Diğer trendler ve yönetimin geleceği
İkinci büyük başlık, sürdürülebilirlik ve ESG. Bugün sadece çevre hassasiyeti değil, yönetişim kalitesi ve sosyal etki de markaların değerini belirliyor. Avrupa Birliği’nin getirdiği SKDM gibi yeni düzenlemeler, özellikle ihracat yapan şirketler için sadece bir “iyi niyet göstergesi” değil, doğrudan bir rekabet şartı. Türkiye’de birçok şirket bu dalgayı henüz yüzeyden izliyor. Oysa ESG tedarik zincirinden finansmana, müşteri tercihlerinden çalışan sadakatine kadar birçok alanı etkiliyor.
İşin yetenekler tarafında da tablo farklı değil. Hibrit çalışmanın kalıcılaştığı, Z kuşağının iş gücünde belirleyici hale geldiği bu dönemde, liderlik tanımı köklü şekilde değişiyor. Bugünün lideri sadece hedef koyan değil, empati kurabilen, anlam yaratan, psikolojik güven sağlayan biri olmak zorunda. Ofisler küçülüyor, organizasyonlar düzleşiyor ama liderliğin ağırlığı artıyor. Çünkü teknoloji ilerledikçe, insan faktörü daha da belirleyici hale geliyor.

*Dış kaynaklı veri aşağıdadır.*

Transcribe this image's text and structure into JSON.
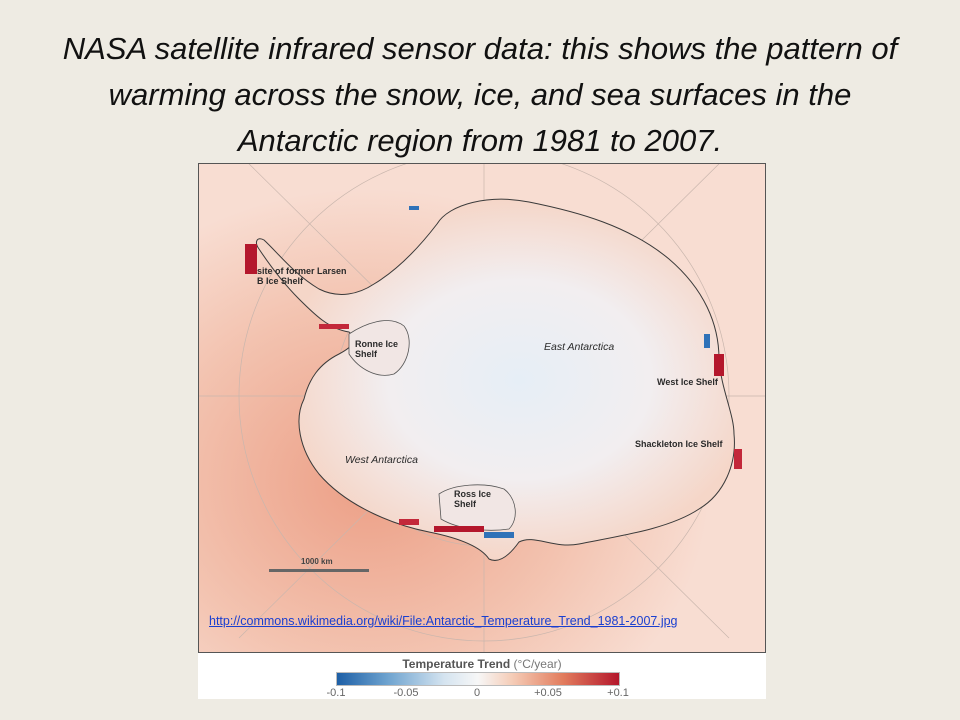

Strateji konusunda ise geleneksel modeller yerini daha çevik ve uyarlanabilir yapılara bırakıyor. “Beş yıllık plan” dönemi artık nostalji. Belirsizlik çağında strateji, sabit bir rota değil, değişken şartlara göre yön değiştirebilen bir pusula gibi düşünülmeli.
Bu ortamda öne çıkan bir diğer konu ise kurumsal dayanıklılık ve risk yönetimi. Artık risk, sadece bir «olabilir» senaryosu değil, her an yaşanabilecek bir gerçeklik. Pandemi, küresel savaşlar, enerji krizleri, tedarik zinciri problemleri gösterdi ki; iç kontrol sistemleri, GRC yapıları ve stratejik risk yönetimi yönetim kurullarının ana gündemi olmalı. Bu trendler yönetimin kendisinin önüne geçmiş olsa da bu trendler ile uyumlu yönetim modellerine bugün her zamankinden daha fazla ihtiyacımız var. Bence, bu araçları, iyi yönetim ile harmanlayacak model olmadan, kendi elimizle şirketlerde kaos yaratıyoruz. Bunları büyüme ve kârlılık ile ilişkilendirecek yönetim modeller olmadan, gelecek inşa edilemez.